The legend of Saint Nicholas

The three children and Father Whipper

This is the best-known legend about Saint Nicholas, and the reason he became the patron saint of children. There are numerous songs and poems about him, and different accounts of the story, but this is the original, best-known version. Look out for the three children and the evil butcher on Saint Nicholas’s float during the processions.

The legend of the three children

Three children went out to glean food. On their way home, they lost their way. After walking for a long time, they saw lights shining from a house. It was a butcher’s shop. The butcher welcomed them in and gave them food and a place to sleep for the night. Once they were sound asleep, he slit the children’s throats, cut them into little pieces and put them in a barrel of salt.

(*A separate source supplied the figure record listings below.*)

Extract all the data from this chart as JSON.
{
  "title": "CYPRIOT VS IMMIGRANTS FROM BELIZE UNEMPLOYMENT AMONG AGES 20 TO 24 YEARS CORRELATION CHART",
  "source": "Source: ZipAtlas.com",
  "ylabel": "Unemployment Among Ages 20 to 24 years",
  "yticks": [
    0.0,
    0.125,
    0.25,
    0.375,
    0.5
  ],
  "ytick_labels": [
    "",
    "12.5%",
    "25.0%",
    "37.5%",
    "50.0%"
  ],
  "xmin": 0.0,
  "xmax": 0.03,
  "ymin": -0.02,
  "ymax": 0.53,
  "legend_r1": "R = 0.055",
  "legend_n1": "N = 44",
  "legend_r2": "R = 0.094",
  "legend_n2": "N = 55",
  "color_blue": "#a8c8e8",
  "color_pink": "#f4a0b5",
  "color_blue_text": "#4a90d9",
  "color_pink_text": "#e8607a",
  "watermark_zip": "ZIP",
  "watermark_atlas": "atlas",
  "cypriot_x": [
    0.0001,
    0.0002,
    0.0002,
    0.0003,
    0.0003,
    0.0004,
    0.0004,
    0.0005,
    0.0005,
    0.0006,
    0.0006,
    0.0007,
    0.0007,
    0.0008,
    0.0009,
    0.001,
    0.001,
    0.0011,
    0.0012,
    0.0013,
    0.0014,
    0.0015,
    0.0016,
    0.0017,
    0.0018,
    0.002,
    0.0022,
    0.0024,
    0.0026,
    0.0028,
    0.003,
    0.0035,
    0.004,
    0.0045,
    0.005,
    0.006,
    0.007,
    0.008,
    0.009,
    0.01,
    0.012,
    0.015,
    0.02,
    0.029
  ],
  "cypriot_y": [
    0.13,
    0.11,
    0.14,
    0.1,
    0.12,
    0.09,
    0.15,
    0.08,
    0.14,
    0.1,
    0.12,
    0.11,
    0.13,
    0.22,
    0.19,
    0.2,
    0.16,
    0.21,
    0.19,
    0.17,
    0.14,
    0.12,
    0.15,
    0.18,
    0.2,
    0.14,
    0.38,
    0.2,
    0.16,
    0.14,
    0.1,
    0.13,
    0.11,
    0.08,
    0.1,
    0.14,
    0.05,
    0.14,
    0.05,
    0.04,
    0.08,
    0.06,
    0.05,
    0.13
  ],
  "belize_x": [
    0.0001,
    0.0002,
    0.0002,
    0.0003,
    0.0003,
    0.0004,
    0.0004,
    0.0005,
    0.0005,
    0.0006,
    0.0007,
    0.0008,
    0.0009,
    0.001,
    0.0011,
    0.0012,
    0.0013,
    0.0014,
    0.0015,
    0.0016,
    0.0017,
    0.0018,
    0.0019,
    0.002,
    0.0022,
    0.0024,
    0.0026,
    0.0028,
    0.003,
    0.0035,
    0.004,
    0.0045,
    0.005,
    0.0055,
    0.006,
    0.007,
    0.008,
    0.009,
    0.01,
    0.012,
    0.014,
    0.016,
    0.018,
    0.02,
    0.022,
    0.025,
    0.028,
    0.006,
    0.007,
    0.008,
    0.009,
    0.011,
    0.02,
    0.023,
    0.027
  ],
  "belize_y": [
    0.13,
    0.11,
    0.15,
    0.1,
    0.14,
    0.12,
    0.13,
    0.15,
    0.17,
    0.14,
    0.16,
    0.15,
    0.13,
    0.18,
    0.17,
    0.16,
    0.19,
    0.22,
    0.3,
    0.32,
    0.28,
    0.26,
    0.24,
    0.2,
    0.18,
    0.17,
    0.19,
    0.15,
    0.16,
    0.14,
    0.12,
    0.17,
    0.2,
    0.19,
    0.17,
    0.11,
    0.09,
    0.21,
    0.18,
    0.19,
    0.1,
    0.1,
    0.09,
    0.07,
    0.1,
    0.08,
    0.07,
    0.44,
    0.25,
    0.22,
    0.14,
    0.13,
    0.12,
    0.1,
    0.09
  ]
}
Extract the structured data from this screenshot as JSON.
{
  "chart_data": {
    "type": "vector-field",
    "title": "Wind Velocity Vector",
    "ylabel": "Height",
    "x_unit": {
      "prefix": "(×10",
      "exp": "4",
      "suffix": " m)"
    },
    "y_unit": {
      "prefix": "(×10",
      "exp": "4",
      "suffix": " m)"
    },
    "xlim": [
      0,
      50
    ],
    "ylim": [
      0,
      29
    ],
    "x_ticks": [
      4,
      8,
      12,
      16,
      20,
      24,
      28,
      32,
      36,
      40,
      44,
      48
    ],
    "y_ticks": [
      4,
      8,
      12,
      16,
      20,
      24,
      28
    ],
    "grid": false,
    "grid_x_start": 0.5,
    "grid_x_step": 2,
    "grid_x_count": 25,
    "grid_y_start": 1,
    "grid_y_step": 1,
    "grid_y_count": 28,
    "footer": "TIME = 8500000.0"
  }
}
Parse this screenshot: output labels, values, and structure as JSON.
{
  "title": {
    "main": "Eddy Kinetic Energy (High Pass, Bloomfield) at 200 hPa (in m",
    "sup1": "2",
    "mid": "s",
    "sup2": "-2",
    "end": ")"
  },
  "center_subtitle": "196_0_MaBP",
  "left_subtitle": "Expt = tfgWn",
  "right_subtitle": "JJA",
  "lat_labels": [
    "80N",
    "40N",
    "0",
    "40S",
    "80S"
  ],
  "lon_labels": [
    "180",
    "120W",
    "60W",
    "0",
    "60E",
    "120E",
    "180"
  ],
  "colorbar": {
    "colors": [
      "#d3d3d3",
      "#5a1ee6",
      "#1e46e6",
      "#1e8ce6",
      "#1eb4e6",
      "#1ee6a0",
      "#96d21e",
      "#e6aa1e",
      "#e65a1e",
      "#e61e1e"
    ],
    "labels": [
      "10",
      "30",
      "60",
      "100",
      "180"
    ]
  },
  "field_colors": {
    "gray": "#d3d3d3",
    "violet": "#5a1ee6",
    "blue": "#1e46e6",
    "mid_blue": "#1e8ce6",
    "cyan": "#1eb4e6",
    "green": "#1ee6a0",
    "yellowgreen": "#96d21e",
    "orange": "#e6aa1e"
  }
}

Several years passed. Saint Nicholas heard about the three little children. He went to see the evil butcher, and asked for a piece of salted meat to eat. Seeing the colour drain from the butcher’s face, the Saint blessed the barrel and opened it up. The children climbed out, fresh as daisies, saying how well they had slept.

Father Whipper

Father Whipper’s job is to decide whether children have been good, and threaten the naughty ones. He is a bogeyman. He puts the naughty children in the wicker basket he carries on his back

This legend appears to have originated in Metz in 1552, when the city was besieged by King Charles V’s troops. The Corporation of Tanners created a character, a cross between an ogre and a scarecrow, who was supposed to represent the king.

In German-speaking Moselle, Father Whipper is called Hans Trapp; in Alsace Bossue he is represented by an evil spirit called Mullewitz. Other people say that he is the butcher from the legend of Saint Nicholas. In Bavaria and Austria, he is called Krampus (meaning hook).